The commercial satellite imagery which was obtained by CNN shows activity being resumed at the previously dismantled Sohae Satellite Launching Station. The image which was captured by Planet Labs Thursday shows the presence of a large shipping container at the facility's engine test stand.

The shipping container, which was not seen before at the site could suggest that North Korea might be preparing to resume testing engines used to power satellite launchers and intercontinental ballistic missiles at the site, Jeffrey Lewis, director of the East Asia Nonproliferation Program at the Middlebury Institute, which works in partnership with the imaging company, told CNN.

After the Singapore summit, Trump had claimed that Kim Jong Un agreed to dismantle the site at Sohae.

"That was not in your agreement," Trump said at a press conference after their meeting. "I got that after we signed the agreement. I said, 'Do me a favor. You've got this missile engine testing site. We know where it is because of the heat.' Its incredible the equipment we have, to be honest with you. I said, can you close it up?' He's going to close it up."

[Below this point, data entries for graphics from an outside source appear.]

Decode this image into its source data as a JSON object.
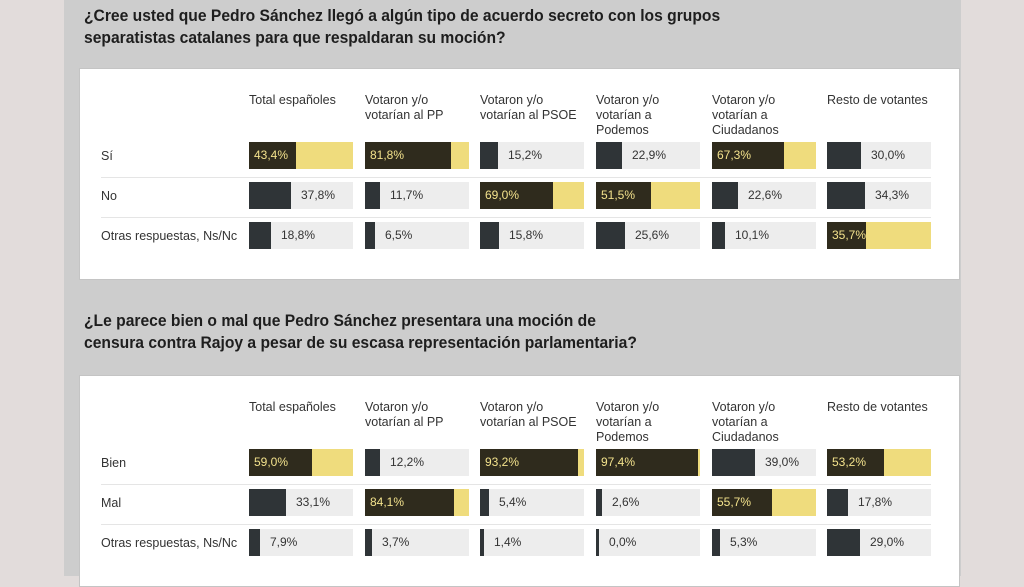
{
  "colors": {
    "dark": "#2f3437",
    "highlight_bar": "#2f2b1d",
    "highlight_fill": "#efdc7d",
    "track": "#ededed",
    "highlight_text": "#f3e28c",
    "text": "#333333"
  },
  "chart_data": [
    {
      "type": "table",
      "title": "¿Cree usted que Pedro Sánchez llegó a algún tipo de acuerdo secreto con los grupos separatistas catalanes para que respaldaran su moción?",
      "columns": [
        "Total españoles",
        "Votaron y/o votarían al PP",
        "Votaron y/o votarían al PSOE",
        "Votaron y/o votarían a Podemos",
        "Votaron y/o votarían a Ciudadanos",
        "Resto de votantes"
      ],
      "rows": [
        {
          "label": "Sí",
          "values": [
            43.4,
            81.8,
            15.2,
            22.9,
            67.3,
            30.0
          ],
          "labels": [
            "43,4%",
            "81,8%",
            "15,2%",
            "22,9%",
            "67,3%",
            "30,0%"
          ],
          "highlight": [
            true,
            true,
            false,
            false,
            true,
            false
          ]
        },
        {
          "label": "No",
          "values": [
            37.8,
            11.7,
            69.0,
            51.5,
            22.6,
            34.3
          ],
          "labels": [
            "37,8%",
            "11,7%",
            "69,0%",
            "51,5%",
            "22,6%",
            "34,3%"
          ],
          "highlight": [
            false,
            false,
            true,
            true,
            false,
            false
          ]
        },
        {
          "label": "Otras respuestas, Ns/Nc",
          "values": [
            18.8,
            6.5,
            15.8,
            25.6,
            10.1,
            35.7
          ],
          "labels": [
            "18,8%",
            "6,5%",
            "15,8%",
            "25,6%",
            "10,1%",
            "35,7%"
          ],
          "highlight": [
            false,
            false,
            false,
            false,
            false,
            true
          ]
        }
      ]
    },
    {
      "type": "table",
      "title": "¿Le parece bien o mal que Pedro Sánchez presentara una moción de censura contra Rajoy a pesar de su escasa representación parlamentaria?",
      "columns": [
        "Total españoles",
        "Votaron y/o votarían al PP",
        "Votaron y/o votarían al PSOE",
        "Votaron y/o votarían a Podemos",
        "Votaron y/o votarían a Ciudadanos",
        "Resto de votantes"
      ],
      "rows": [
        {
          "label": "Bien",
          "values": [
            59.0,
            12.2,
            93.2,
            97.4,
            39.0,
            53.2
          ],
          "labels": [
            "59,0%",
            "12,2%",
            "93,2%",
            "97,4%",
            "39,0%",
            "53,2%"
          ],
          "highlight": [
            true,
            false,
            true,
            true,
            false,
            true
          ]
        },
        {
          "label": "Mal",
          "values": [
            33.1,
            84.1,
            5.4,
            2.6,
            55.7,
            17.8
          ],
          "labels": [
            "33,1%",
            "84,1%",
            "5,4%",
            "2,6%",
            "55,7%",
            "17,8%"
          ],
          "highlight": [
            false,
            true,
            false,
            false,
            true,
            false
          ]
        },
        {
          "label": "Otras respuestas, Ns/Nc",
          "values": [
            7.9,
            3.7,
            1.4,
            0.0,
            5.3,
            29.0
          ],
          "labels": [
            "7,9%",
            "3,7%",
            "1,4%",
            "0,0%",
            "5,3%",
            "29,0%"
          ],
          "highlight": [
            false,
            false,
            false,
            false,
            false,
            false
          ]
        }
      ]
    }
  ],
  "col_head_lines": [
    [
      "Total españoles"
    ],
    [
      "Votaron y/o",
      "votarían al PP"
    ],
    [
      "Votaron y/o",
      "votarían al PSOE"
    ],
    [
      "Votaron y/o",
      "votarían a",
      "Podemos"
    ],
    [
      "Votaron y/o",
      "votarían a",
      "Ciudadanos"
    ],
    [
      "Resto de votantes"
    ]
  ],
  "q1_title_lines": [
    "¿Cree usted que Pedro Sánchez llegó a algún tipo de acuerdo secreto con los grupos",
    "separatistas catalanes para que respaldaran su moción?"
  ],
  "q2_title_lines": [
    "¿Le parece bien o mal que Pedro Sánchez presentara una moción de",
    "censura contra Rajoy a pesar de su escasa representación parlamentaria?"
  ]
}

North Korea went on and dismantled the site at Sohae. However, it was reassembled in March 2019 and the recent activity at the site signifies a step toward weapons launches of a more threatening nature. According to Lewis, no previous activity was seen at the site until Thursday.

North Korea’s move comes after a foreign ministry official in the Kim Jong Un administration said earlier this week that Pyongyang was preparing a "Christmas gift," for Washington. The threat has escalated tensions between the two nations. 

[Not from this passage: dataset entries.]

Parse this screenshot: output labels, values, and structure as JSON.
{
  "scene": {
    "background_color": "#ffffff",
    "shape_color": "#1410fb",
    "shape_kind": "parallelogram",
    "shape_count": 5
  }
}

Diplomats from both nations have been trying to negotiate a deal that would see Kim Jong Un give up the country's nuclear weapons in exchange for relief on sanctions that have crippled North Korea’s economy. North Korea, however, has continually blamed the U.S. for lack of progress in the nuclear negotiations.

The urgency to reach a peaceful solution had increased after Pyongyang successfully test-fired missiles that could potentially hit the U.S. mainland with a nuclear warhead for the first time in 2017.

Speaking at the NATO summit in England, Trump dubbed the North Korean leader Rocket Man, adding that they both shared a good relationship.

"He really likes sending rockets up, doesn't he? That's why I call him Rocket Man." Trump said.

However, North Korea had expressed displeasure at the “utterances made by President Trump inappropriately at the most sensitive time,” and called him a "dotard."

The possible resumption of testing at Sohae coupled with the ominous threats made by North Korea could mean that Trump’s talk of friendship with Kim meant nothing and that he might have been playing with fire all along.